Venture Theatre Company, celebrating its Golden Anniversary in 2025, has begun the year with a topical play. It shows the ongoing personal impact of the economic downturn. Principally, we see lay-offs, failed job applications and adult children coping with a return to the parental nest. It sounds serious, and it is. However, Don Zolidis’ script, adapted here to a contemporary Australian setting, brings lots of laughs to lighten the dark tone, and in the perverse way of satirical writing, that humour drives the messages all the harder.
The plot follows the fate of 30-something Lily Booker who loses her precarious job, tries for many more, gets a few job interviews and meets a potential life partner, Charles. All of this plays out while she is, perforce, once again living at home with her parents.
Much of the comic action in the play stems from the strange, often strained relationship Lily has with the parents, yet also relies on effective comparisons and contrasts with the other characters. In this production, Director Luke Atkinson-Copley chose a strong, balanced cast of six well-matched performers. That was essential for its success.
Emma Kinlock was natural, credible and engaging as Lily. She used the space well and related believably to the other characters. She did well to show Lily’s generation’s tolerant disdain for their parents, and made the most of her interactions with the four vastly different job interviewers. Further, she portrayed Lily’s sense of failure with sensitivity and empathy.
Both her parents, in different ways, wanted to reabsorb their child into the home, but, as if time had frozen, they treated her as the teenager she once was. The mother, Elaine, hilariously played by Kristy Pace, set the tone by listing the house rules she expected Lily to follow: midnight curfew and no boys in the house overnight, to name two.
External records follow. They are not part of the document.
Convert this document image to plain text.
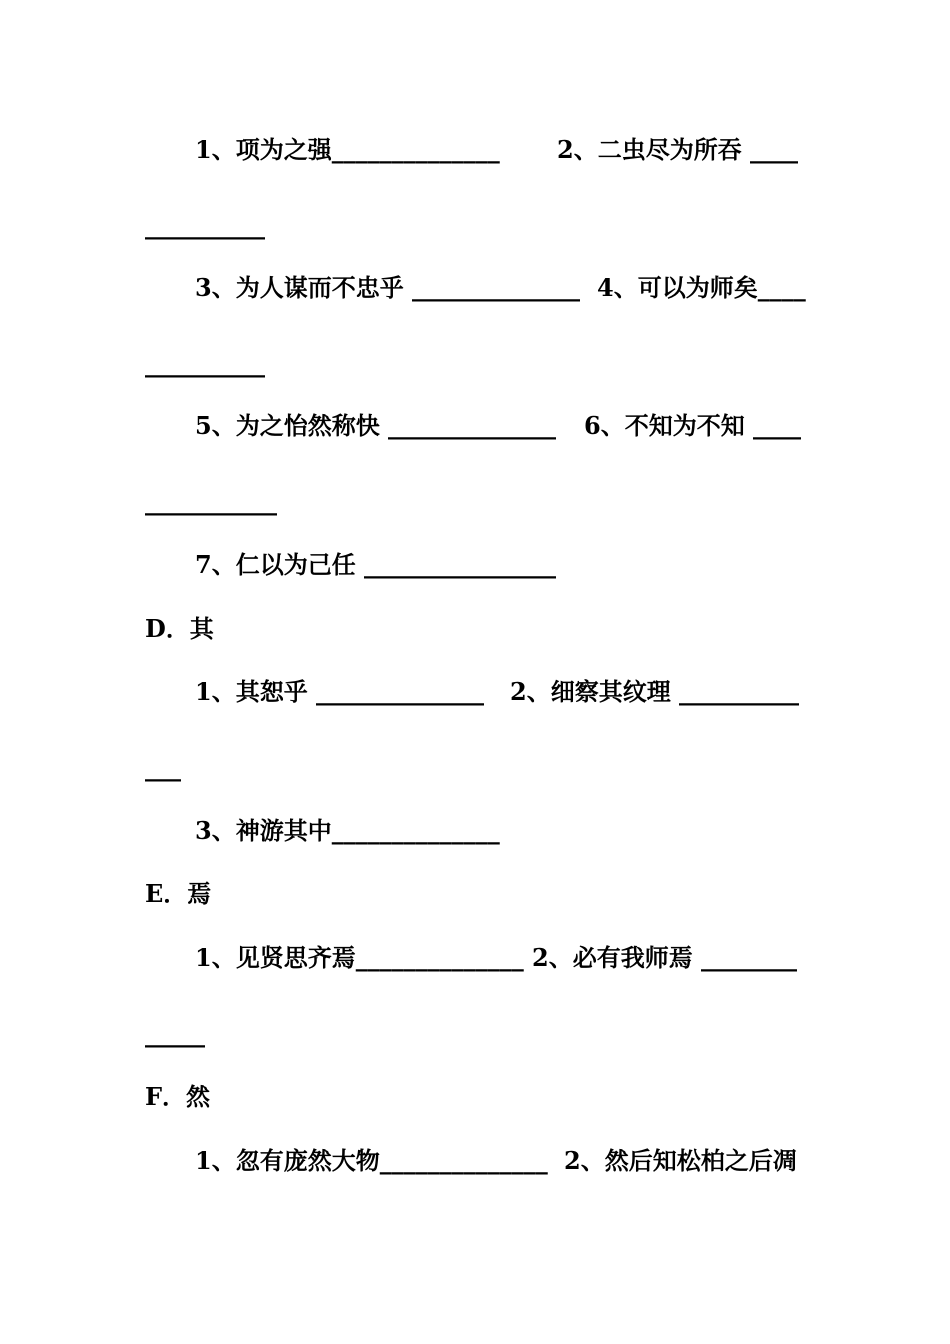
1、项为之强______________ 2、二虫尽为所吞 ____
__________
3、为人谋而不忠乎 ______________ 4、可以为师矣____
__________
5、为之怡然称快 ______________ 6、不知为不知 ____
___________
7、仁以为己任 ________________
D．其
1、其恕乎 ______________ 2、细察其纹理 __________
___
3、神游其中______________
E．焉
1、见贤思齐焉______________ 2、必有我师焉 ________
_____
F．然
1、忽有庞然大物______________ 2、然后知松柏之后凋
Much of the humour, and many of the best comic lines came from Elaine. Pace captured the gaucheness and satire of her character with confident ease. While she was uncompromising in her misguided expectations, Lily’s father Jim, nicely played by Colin Grace, was rather more conciliatory. He did well as the deadpan ‘straight man’ of the comic partnership, getting quite a few laughs out of his sturdy passivity.
Charles, the young man picked up by Lily in a bar, was enthusiastically and competently played by Brodie Stack-DeGroot. He added to the major theme by being in many ways a parallel to Lily. He, too, was an unemployed university graduate, forced by circumstances to be still living with his parents. Stack-DeGroot handled the awkwardness well, especially in the unsatisfactory steamy encounters with Lily.
Completing the compact cast were two other effective actors. Alexandra Treloar played The Women, several of them, all different and well-drawn. She had an arresting stage presence in all of her incarnations and gave each character a distinctive flair. David Giles, as The Men, brought us an extraordinarily diverse range of characters. In all of them he was exuberant and forceful, setting a stunning tone from his first entrance as the utterly flamboyant, unreasonably self-obsessed writer in the planning stages of a book-signing tour. He definitely commanded attention.
Venture Theatre Company has played in many venues over their fifty years. This production was in the Hallett Cove School’s Performing Arts Centre, a temporary but entirely suitable choice. It enabled the simple sets to be quickly established – Lily’s upstage bedroom, and other quickly assembled settings of various tables chairs, a bar, and even a cut-out Toyota. That suited the play’s structure well. The script was almost entirely a series of short scenes cross-cutting from those representing the unwelcoming outer world and those in the equally unsettling Booker household. While the cast and crew maintained the pace well enough, the script and therefore the action, slowed a little mid way through Act 2, repeating the main points without really adding to the purpose. The final scene, in the same book editor’s office as the play’s opening scene, brought a satisfying neatness with it, albeit with a very different ending.
This was a well chosen play for this company and for our times. It is a relevant reflection of the recent history and current state of our own community’s performing arts companies. They, too, are dealing with, surviving, at times thriving in, but never avoiding, the vagaries of the Current Economic Conditions.